The CEO of InnAccel, Siraj Dhanani, stated that MJV or Mount Judi Ventures had given the team access to several large hospital chains. Their feedback has helped the team to develop new use cases for their products. The group further believes that MJV would help us commercialize our products in the emerging markets and initial introduction in developed markets.
InnAccel Aims to Address Unmet Medical Challenges in the Emerging Markets
Siraj was a co-founder of PharmARC, a knowledge process outsourcing or KPO firm before InnAccel. Notably, PharmARC offers business analytics and consulting services to the global pharmaceutical industry. In 2012, IQVIA, formerly IMS Health, a healthcare consulting firm, acquired PharmARC.
When founded in 2012, InnAccel was a Medtech accelerator that supports startups.
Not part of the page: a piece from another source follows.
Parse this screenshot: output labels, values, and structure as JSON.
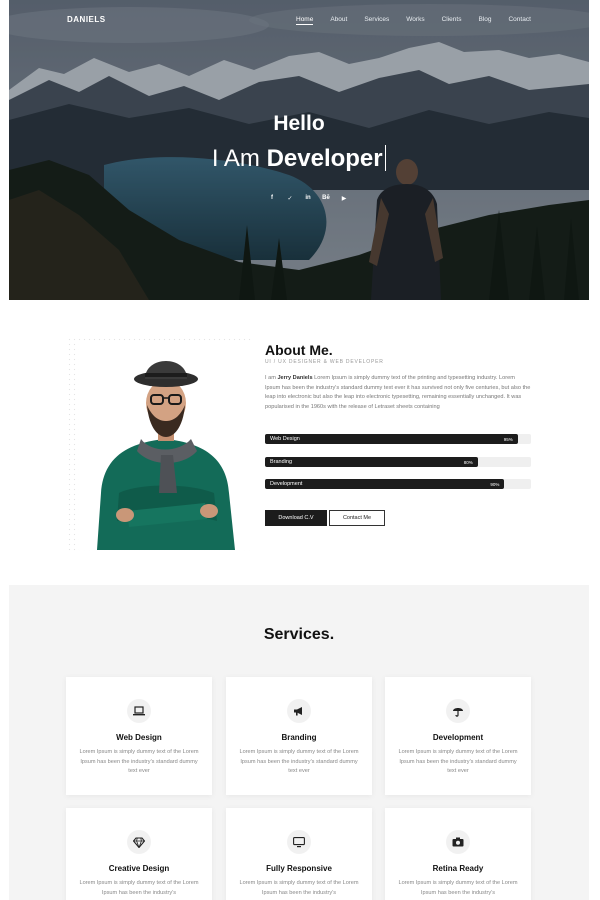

However, it merged its operations with its two incubatees, Coeo labs, and Sattva Medtech, in 2019. Now they are a single entity with life-saving products in its portfolio that address unmet medical challenges in the emerging markets.
At present, it has a suite of four products that it started selling in September 2019. InnAccel has also launched SAANS PRO, a non-invasive ventilator for COVID-19, which can be used with a proprietary Helmet Interface to prevent the virus spread.